NASA's Parker Solar Probe reaches closer to the sun than any other mission, sends back data to help understand origin of solar winds
NASA's Parker Solar Probe has gone where no other object from Earth has ventured before -- not once but thrice. In doing so, it has collected a huge chunk of data that can shape our understanding of the mysterious aspects of the sun.
One of the goals behind launching the probe in 2018 was to understand what drives solar winds: the particles from the sun that could knock out satellites and electrical grids or endanger the health of astronauts in orbit. Now, scientists may be able to bank on the information from the probe to prevent such mishaps.
New measurements from the probe showed that the solar wind originates from holes that appear closer to the Sun's equator.
Explaining the importance of the findings, Stuart Bale, a University of California, Berkeley, professor of physics and lead author of the study says, "There was a major space weather event in 1859 that blew out telegraph networks on Earth and one in 1972 that set off naval mines in North Vietnam, just from the electrical currents generated by the solar storm."
Now, we have entered a more technologically advanced society, he adds, making it more relevant than ever to study the extraordinarily complex, big disturbances from the sun.
Until recently, scientists have been studying solar winds from Earth. Observing them at a distance of more than 90 million miles is challenging. Because by the time the solar wind reaches Earth, clues about its origin have been jumbled and become difficult to discern.

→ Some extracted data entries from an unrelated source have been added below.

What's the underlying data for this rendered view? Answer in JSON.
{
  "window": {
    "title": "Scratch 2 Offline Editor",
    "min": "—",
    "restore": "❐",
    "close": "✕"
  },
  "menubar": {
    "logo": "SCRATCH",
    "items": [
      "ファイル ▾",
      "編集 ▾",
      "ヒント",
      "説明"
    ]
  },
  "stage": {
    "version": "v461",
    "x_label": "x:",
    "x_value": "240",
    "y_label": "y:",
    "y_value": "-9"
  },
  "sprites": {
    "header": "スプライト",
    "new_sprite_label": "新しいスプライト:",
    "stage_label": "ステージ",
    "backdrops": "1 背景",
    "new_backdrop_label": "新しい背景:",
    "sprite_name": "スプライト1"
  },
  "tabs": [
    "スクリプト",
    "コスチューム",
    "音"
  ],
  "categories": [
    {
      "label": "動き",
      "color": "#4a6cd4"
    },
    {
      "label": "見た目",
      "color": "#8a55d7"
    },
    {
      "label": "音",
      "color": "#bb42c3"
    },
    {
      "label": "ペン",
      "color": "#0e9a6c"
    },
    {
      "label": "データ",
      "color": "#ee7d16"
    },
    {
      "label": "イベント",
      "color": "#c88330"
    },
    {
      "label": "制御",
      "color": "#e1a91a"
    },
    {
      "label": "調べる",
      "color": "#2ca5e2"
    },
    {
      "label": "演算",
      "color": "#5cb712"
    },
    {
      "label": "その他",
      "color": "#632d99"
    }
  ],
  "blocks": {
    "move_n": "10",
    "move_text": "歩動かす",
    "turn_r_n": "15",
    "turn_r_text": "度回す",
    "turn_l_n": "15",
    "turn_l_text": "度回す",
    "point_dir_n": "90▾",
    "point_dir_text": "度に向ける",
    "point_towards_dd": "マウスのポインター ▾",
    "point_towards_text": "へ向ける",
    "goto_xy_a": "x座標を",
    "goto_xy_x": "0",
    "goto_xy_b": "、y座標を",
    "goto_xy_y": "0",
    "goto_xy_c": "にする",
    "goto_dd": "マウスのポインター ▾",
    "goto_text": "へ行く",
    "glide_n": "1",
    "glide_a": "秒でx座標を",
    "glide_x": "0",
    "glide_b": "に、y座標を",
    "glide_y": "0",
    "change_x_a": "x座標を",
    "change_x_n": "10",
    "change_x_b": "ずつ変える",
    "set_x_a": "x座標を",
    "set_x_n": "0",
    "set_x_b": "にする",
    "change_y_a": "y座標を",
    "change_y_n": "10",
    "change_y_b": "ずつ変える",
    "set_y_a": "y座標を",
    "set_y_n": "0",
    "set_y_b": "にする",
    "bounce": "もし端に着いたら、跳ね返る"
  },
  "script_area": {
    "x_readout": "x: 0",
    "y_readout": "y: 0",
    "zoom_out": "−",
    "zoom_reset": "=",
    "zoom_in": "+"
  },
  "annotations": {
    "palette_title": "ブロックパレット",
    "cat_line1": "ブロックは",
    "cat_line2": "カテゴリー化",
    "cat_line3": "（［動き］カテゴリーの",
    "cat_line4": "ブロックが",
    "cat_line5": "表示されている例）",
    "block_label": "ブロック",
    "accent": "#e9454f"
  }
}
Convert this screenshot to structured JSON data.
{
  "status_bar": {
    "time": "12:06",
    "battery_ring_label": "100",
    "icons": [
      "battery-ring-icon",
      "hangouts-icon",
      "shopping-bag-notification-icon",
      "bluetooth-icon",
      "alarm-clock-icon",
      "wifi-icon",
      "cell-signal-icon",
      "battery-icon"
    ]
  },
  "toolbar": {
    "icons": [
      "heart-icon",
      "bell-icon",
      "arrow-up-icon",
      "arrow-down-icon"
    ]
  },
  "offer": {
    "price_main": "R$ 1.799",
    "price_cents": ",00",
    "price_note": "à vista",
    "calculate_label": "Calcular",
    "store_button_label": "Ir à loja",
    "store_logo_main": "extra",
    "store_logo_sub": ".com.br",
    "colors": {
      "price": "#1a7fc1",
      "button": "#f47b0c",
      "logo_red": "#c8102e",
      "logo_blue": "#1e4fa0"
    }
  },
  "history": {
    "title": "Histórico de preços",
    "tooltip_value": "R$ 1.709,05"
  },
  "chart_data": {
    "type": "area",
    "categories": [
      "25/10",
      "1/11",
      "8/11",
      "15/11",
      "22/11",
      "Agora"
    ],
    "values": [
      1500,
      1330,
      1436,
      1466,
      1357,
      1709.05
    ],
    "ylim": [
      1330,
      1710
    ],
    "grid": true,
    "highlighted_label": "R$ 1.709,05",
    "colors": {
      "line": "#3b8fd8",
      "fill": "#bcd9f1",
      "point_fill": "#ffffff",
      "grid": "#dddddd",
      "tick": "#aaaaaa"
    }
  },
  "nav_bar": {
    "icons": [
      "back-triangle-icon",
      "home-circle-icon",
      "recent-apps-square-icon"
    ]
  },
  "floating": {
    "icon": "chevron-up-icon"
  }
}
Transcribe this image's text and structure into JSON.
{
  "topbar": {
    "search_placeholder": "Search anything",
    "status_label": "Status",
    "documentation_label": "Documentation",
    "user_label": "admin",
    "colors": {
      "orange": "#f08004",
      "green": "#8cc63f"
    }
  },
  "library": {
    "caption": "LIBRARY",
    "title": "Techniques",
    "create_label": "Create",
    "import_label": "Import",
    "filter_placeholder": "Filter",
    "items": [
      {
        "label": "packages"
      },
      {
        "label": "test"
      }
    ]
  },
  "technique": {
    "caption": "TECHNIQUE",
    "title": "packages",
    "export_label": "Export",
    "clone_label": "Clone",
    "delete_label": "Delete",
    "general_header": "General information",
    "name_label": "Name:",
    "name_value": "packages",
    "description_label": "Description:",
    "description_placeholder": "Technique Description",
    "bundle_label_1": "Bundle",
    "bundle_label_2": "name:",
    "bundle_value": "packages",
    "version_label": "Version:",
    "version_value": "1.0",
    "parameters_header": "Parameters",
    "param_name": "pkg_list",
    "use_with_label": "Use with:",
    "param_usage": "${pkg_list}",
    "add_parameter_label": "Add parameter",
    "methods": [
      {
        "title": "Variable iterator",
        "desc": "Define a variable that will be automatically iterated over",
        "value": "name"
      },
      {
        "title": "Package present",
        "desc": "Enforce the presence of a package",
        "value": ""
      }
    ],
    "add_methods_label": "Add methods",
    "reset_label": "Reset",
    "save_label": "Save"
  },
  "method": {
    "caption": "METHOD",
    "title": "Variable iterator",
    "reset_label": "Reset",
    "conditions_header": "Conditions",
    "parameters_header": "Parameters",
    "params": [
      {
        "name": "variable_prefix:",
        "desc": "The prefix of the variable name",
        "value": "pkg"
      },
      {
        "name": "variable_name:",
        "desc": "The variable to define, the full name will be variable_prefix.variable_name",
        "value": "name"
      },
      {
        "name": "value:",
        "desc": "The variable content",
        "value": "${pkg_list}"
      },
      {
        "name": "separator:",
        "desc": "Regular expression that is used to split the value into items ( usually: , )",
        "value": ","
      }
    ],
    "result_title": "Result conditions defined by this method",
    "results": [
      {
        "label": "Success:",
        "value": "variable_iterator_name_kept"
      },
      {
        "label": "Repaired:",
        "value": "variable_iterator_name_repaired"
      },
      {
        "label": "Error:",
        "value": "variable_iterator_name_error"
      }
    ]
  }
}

But data from Parker Solar Probe has been helpful. Scientists have now successfully traced the origins of the slow solar winds, which move at relatively slow speeds of less than a million miles per hour.
The data shows that these winds, like the fast winds, come from a hole in the Sun's corona or the outermost part of the Sun's atmosphere. "Coronal holes are usually more toward the poles, but there’s one near the equator and slow solar wind appears to be coming from there,” Gregory Howes, also a Parker Solar Probe team member at the University of Iowa told NewScientist. It was earlier shown that faster solar winds, traveling more than a million miles per hour, originate from coronal holes near the poles.
Parker Solar Probe's journey is far from over. It is expected to move close to the Sun to unlock more mysteries about the Sun.
“As we get twice as close again, which we will, and even more than that, are things going to look even stranger and more unexpected? Nobody knows yet,” says Halekas. But it should help us solve some of the sun’s biggest mysteries, Parker Solar Probe team member Jasper Halekas at the University of Iowa told NewScientist.
The study has been published in Nature.